Il est un établissement que j’apprécie de longue date, qui se nomme la Muse du Chai. Ce bar à vin sympathique de la rue Godot de Mauroy à Paris est de surcroit tenu par une amie.  Les choix de vin y sont sympathiques (le Croquignol de Mas Fabregous, un magnifique fitou…),  la cuisine simpl et de qualité et le gateau au chocolat reste simplement démoniaque, à condition d’avoir su d’abord résister aux St Marcellin de la mére richard. Le tout sur une ambiance Jazzique agréable, dans un lieu ou la maitresse de maison, Paule France, tient magnifiquement son rôle. Un endroit sobre et agréable, où j’aime trainasser quand j’ai le temps.

Et c’est dans ce lieu, non loin du Lotus et du Cigarium à Paris, qu’un jour je suis rentré avec mes courses du jour. L’établissement étant fermé, c’est en toute sympathie que j’ai bénéficié d’un lieu privilégié pour déguster une vitole qui trainait dans mes affaires : un magnum 46 de 2007.

La Magnum 46 fait parti des standards, mais c’est une vitole qui me surprend à chaque fois, et l’âge lui donne une belle rondeur. Et bien m’en a pris d’être avec des connaisseurs, dans un lieu chaleureux, entre amis d’avoir cette vitole dans mes affaires. Elle a accompagné magnifiquement un moment de convivialité, et nous a ouvert l’appétit et les sens pour un magnifique saucisson pistaché, un vin coup de coeur de la tauliére.

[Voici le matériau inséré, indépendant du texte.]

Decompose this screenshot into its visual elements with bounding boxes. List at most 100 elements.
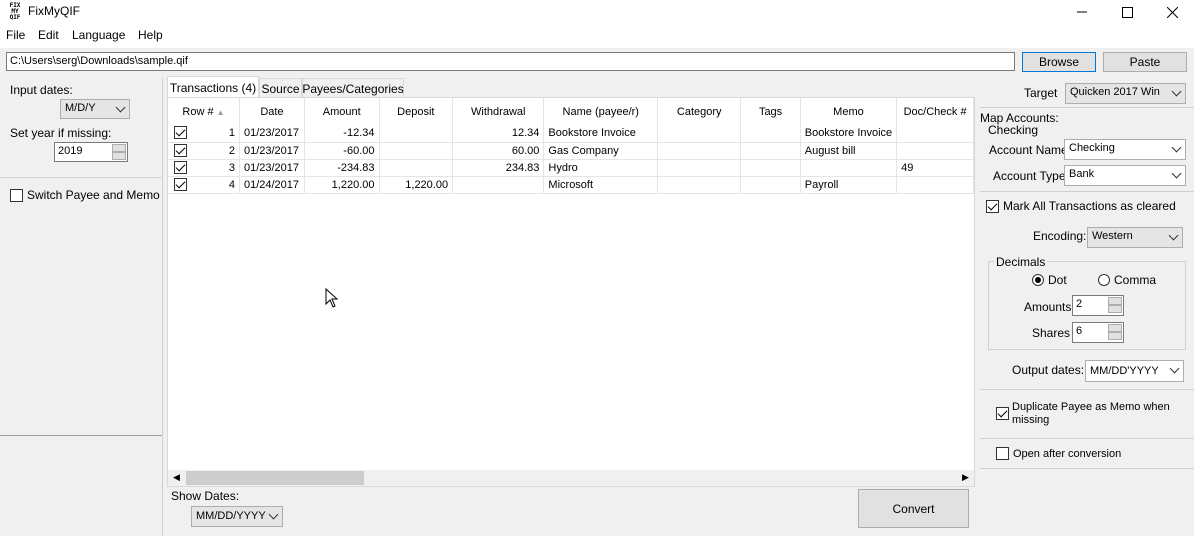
shares-spinner[interactable]: 6 <box>1072 322 1124 343</box>
cell-name[interactable]: Gas Company <box>543 142 659 160</box>
row-checkbox-icon[interactable] <box>174 126 187 139</box>
menu-language[interactable]: Language <box>72 28 125 42</box>
checkbox-checked-icon[interactable] <box>986 199 999 213</box>
year-spinner[interactable]: 2019 <box>54 142 128 162</box>
mark-cleared-checkbox[interactable]: Mark All Transactions as cleared <box>986 199 1176 213</box>
duplicate-payee-checkbox[interactable] <box>996 406 1009 422</box>
cell-withdrawal[interactable]: 12.34 <box>452 125 545 143</box>
maximize-button[interactable] <box>1104 0 1150 24</box>
comma-radio[interactable]: Comma <box>1098 273 1156 287</box>
paste-button[interactable]: Paste <box>1103 52 1187 72</box>
cell-memo[interactable] <box>800 159 898 177</box>
cell-amount[interactable]: -60.00 <box>304 142 380 160</box>
cell-tags[interactable] <box>740 159 801 177</box>
cell-date[interactable]: 01/23/2017 <box>239 125 305 143</box>
account-name-select[interactable]: Checking <box>1064 139 1186 160</box>
output-dates-select[interactable]: MM/DD'YYYY <box>1085 360 1184 382</box>
cell-deposit[interactable] <box>379 142 454 160</box>
minimize-button[interactable] <box>1059 0 1105 24</box>
amounts-spinner[interactable]: 2 <box>1072 295 1124 316</box>
scroll-right-icon[interactable]: ▶ <box>962 472 969 483</box>
col-deposit[interactable]: Deposit <box>379 98 454 125</box>
switch-payee-memo-checkbox[interactable]: Switch Payee and Memo <box>10 188 160 202</box>
target-select[interactable]: Quicken 2017 Win <box>1065 83 1186 104</box>
file-path-input[interactable]: C:\Users\serg\Downloads\sample.qif <box>6 52 1015 71</box>
spin-down-icon[interactable] <box>1108 305 1122 313</box>
input-dates-select[interactable]: M/D/Y <box>60 99 130 119</box>
cell-name[interactable]: Microsoft <box>543 176 659 194</box>
cell-category[interactable] <box>657 142 742 160</box>
cell-date[interactable]: 01/23/2017 <box>239 142 305 160</box>
cell-deposit[interactable] <box>379 125 454 143</box>
convert-button[interactable]: Convert <box>858 489 969 528</box>
cell-row[interactable]: 1 <box>168 125 240 143</box>
cell-deposit[interactable]: 1,220.00 <box>379 176 454 194</box>
open-after-checkbox[interactable]: Open after conversion <box>996 447 1121 460</box>
menu-edit[interactable]: Edit <box>38 28 59 42</box>
spin-up-icon[interactable] <box>1108 297 1122 305</box>
col-date[interactable]: Date <box>239 98 305 125</box>
spin-up-icon[interactable] <box>1108 324 1122 332</box>
table-row[interactable]: 4 01/24/2017 1,220.00 1,220.00 Microsoft Payr… <box>168 176 974 194</box>
cell-amount[interactable]: -12.34 <box>304 125 380 143</box>
radio-selected-icon[interactable] <box>1032 274 1044 286</box>
menu-file[interactable]: File <box>6 28 25 42</box>
cell-memo[interactable]: Payroll <box>800 176 898 194</box>
show-dates-select[interactable]: MM/DD/YYYY <box>191 506 283 527</box>
cell-doc[interactable] <box>896 125 974 143</box>
dot-radio[interactable]: Dot <box>1032 273 1067 287</box>
tab-source[interactable]: Source <box>259 78 302 98</box>
checkbox-checked-icon[interactable] <box>996 407 1009 420</box>
col-doc[interactable]: Doc/Check # <box>896 98 974 125</box>
cell-row[interactable]: 2 <box>168 142 240 160</box>
cell-category[interactable] <box>657 125 742 143</box>
col-amount[interactable]: Amount <box>304 98 380 125</box>
col-tags[interactable]: Tags <box>740 98 801 125</box>
cell-doc[interactable] <box>896 176 974 194</box>
row-checkbox-icon[interactable] <box>174 143 187 157</box>
cell-row[interactable]: 3 <box>168 159 240 177</box>
col-category[interactable]: Category <box>657 98 742 125</box>
cell-withdrawal[interactable]: 60.00 <box>452 142 545 160</box>
spin-down-icon[interactable] <box>1108 332 1122 340</box>
col-withdrawal[interactable]: Withdrawal <box>452 98 545 125</box>
tab-payees-categories[interactable]: Payees/Categories <box>302 78 404 98</box>
cell-memo[interactable]: Bookstore Invoice <box>800 125 898 143</box>
checkbox-icon[interactable] <box>996 447 1009 460</box>
cell-doc[interactable]: 49 <box>896 159 974 177</box>
account-type-select[interactable]: Bank <box>1064 165 1186 186</box>
cell-row[interactable]: 4 <box>168 176 240 194</box>
cell-amount[interactable]: -234.83 <box>304 159 380 177</box>
spin-down-icon[interactable] <box>112 152 126 160</box>
row-checkbox-icon[interactable] <box>174 160 187 174</box>
menu-help[interactable]: Help <box>138 28 163 42</box>
cell-tags[interactable] <box>740 142 801 160</box>
col-row[interactable]: Row # ▲ <box>168 98 240 125</box>
spin-up-icon[interactable] <box>112 144 126 152</box>
table-row[interactable]: 3 01/23/2017 -234.83 234.83 Hydro 49 <box>168 159 974 177</box>
tab-transactions[interactable]: Transactions (4) <box>167 76 259 98</box>
cell-deposit[interactable] <box>379 159 454 177</box>
col-memo[interactable]: Memo <box>800 98 898 125</box>
cell-name[interactable]: Bookstore Invoice <box>543 125 659 143</box>
browse-button[interactable]: Browse <box>1022 52 1096 72</box>
close-button[interactable] <box>1149 0 1194 24</box>
cell-tags[interactable] <box>740 176 801 194</box>
col-name[interactable]: Name (payee/r) <box>543 98 659 125</box>
cell-name[interactable]: Hydro <box>543 159 659 177</box>
cell-memo[interactable]: August bill <box>800 142 898 160</box>
cell-date[interactable]: 01/24/2017 <box>239 176 305 194</box>
cell-withdrawal[interactable] <box>452 176 545 194</box>
encoding-select[interactable]: Western <box>1087 227 1183 248</box>
table-row[interactable]: 2 01/23/2017 -60.00 60.00 Gas Company August … <box>168 142 974 160</box>
cell-category[interactable] <box>657 176 742 194</box>
cell-withdrawal[interactable]: 234.83 <box>452 159 545 177</box>
table-row[interactable]: 1 01/23/2017 -12.34 12.34 Bookstore Invoice B… <box>168 125 974 143</box>
cell-category[interactable] <box>657 159 742 177</box>
scroll-left-icon[interactable]: ◀ <box>173 472 180 483</box>
scrollbar-thumb[interactable] <box>186 471 364 485</box>
cell-date[interactable]: 01/23/2017 <box>239 159 305 177</box>
cell-doc[interactable] <box>896 142 974 160</box>
radio-icon[interactable] <box>1098 274 1110 286</box>
transactions-grid[interactable]: Row # ▲ Date Amount Deposit Withdrawal N… <box>167 97 975 487</box>
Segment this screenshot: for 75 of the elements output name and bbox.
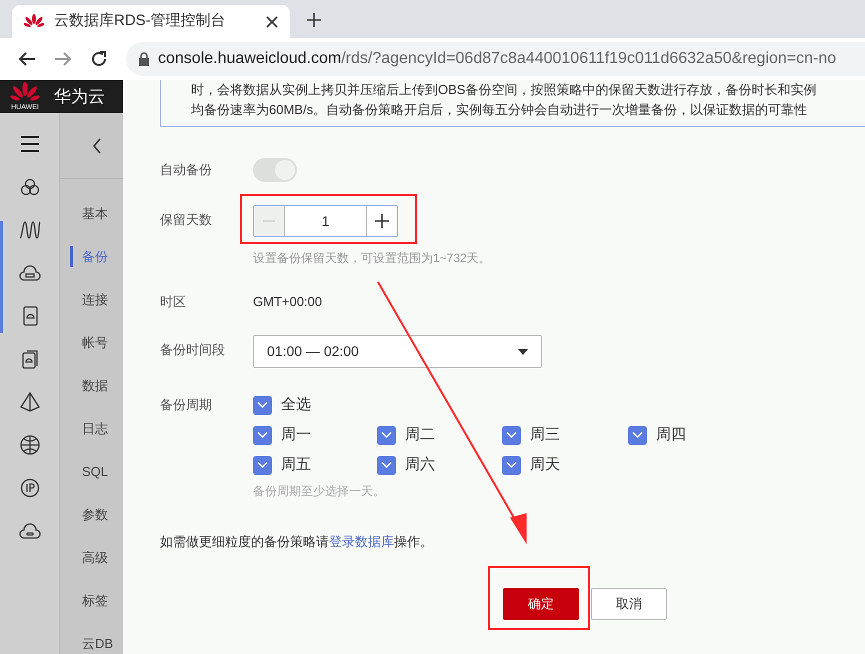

J’ai attaché peu d’attention aux tiers, mais tout a pris forme, et pendant quelques heures, un endroit s’est transformé en repére d’épicure.

Si vous y allez, vous découvrirez un endroit particulier, vous serez surpris amateur de cigare d’entendre Paule France vous parler de ses dégustations de chocolat chez Gérard Pére et Fils ou de l’allumage rituel. – Et sans insister, ce gateau au chocolat…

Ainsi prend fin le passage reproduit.